Chereads / TANGGUH PERKASA / Chapter 11 - Untaian 11: Air yang Jernih

Chapter 11 - Untaian 11: Air yang Jernih

Sudah sebulan Tangguh menjalani hari sebagai murid dukun Parti. Semakin hari ia semakin tangguh, walaupun ia sadar, masih banyak kelemahan yang ada pada dirinya.

Hampir tiap pagi ia harus mengambil air di puncak gunung. Dengan memanggul dua gentong kayu ia berjalan menelusuri hutan yang lebat dan bebatuan yang terjal.
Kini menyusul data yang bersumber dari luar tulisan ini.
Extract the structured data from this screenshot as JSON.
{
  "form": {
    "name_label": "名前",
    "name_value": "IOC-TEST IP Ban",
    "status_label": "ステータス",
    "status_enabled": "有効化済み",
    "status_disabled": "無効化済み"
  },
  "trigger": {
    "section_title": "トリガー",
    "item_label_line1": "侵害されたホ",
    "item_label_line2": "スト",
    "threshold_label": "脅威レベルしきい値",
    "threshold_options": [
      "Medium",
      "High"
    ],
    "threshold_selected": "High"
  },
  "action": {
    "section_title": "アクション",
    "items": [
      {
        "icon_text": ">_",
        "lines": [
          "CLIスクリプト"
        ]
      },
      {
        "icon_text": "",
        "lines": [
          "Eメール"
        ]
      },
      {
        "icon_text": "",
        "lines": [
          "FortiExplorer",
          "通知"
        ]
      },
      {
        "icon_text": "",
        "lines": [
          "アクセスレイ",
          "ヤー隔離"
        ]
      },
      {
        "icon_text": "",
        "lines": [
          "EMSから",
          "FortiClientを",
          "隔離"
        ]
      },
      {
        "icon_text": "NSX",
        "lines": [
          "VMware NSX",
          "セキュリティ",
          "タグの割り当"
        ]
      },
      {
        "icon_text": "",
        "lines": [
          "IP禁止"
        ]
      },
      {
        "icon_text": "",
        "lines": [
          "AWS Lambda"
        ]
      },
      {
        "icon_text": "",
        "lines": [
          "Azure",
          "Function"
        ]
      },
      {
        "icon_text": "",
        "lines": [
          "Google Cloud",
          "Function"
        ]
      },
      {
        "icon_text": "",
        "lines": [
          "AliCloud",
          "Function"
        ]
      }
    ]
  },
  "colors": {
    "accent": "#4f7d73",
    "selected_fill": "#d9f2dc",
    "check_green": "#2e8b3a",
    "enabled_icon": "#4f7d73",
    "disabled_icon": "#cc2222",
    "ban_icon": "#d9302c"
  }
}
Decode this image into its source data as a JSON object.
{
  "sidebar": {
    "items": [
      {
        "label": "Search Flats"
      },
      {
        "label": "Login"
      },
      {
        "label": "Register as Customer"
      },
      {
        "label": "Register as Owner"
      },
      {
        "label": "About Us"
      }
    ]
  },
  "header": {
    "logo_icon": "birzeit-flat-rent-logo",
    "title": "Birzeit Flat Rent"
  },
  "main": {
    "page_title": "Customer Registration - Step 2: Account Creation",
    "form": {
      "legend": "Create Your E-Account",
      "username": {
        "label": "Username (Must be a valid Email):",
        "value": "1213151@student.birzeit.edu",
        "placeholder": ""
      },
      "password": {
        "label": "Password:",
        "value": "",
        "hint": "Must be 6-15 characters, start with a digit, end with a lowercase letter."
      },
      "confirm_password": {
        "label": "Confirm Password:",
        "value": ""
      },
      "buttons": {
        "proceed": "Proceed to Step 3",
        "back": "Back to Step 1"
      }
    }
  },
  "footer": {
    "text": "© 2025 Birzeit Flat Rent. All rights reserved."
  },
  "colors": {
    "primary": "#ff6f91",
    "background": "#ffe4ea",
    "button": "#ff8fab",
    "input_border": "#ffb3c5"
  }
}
Selama ini ia selalu berhasil menjalankan tugas itu walaupun keringat bercucuran, walau pundak terasa perih menahan beban.

Tapi hari itu, saat menuruni gunung di atas bebatuan, langkah kakinya tersandung batu hingga membuatnya terjatuh dan tertimpa gentong berisi air yang ia bawa. Tubuhnya basah kuyup. Ia duduk termenung sesaat. Ia teringat akan ayahnya yang selalu bekerja keras untuk memenuhi kebutuhan keluarga walaupun berat dijalani.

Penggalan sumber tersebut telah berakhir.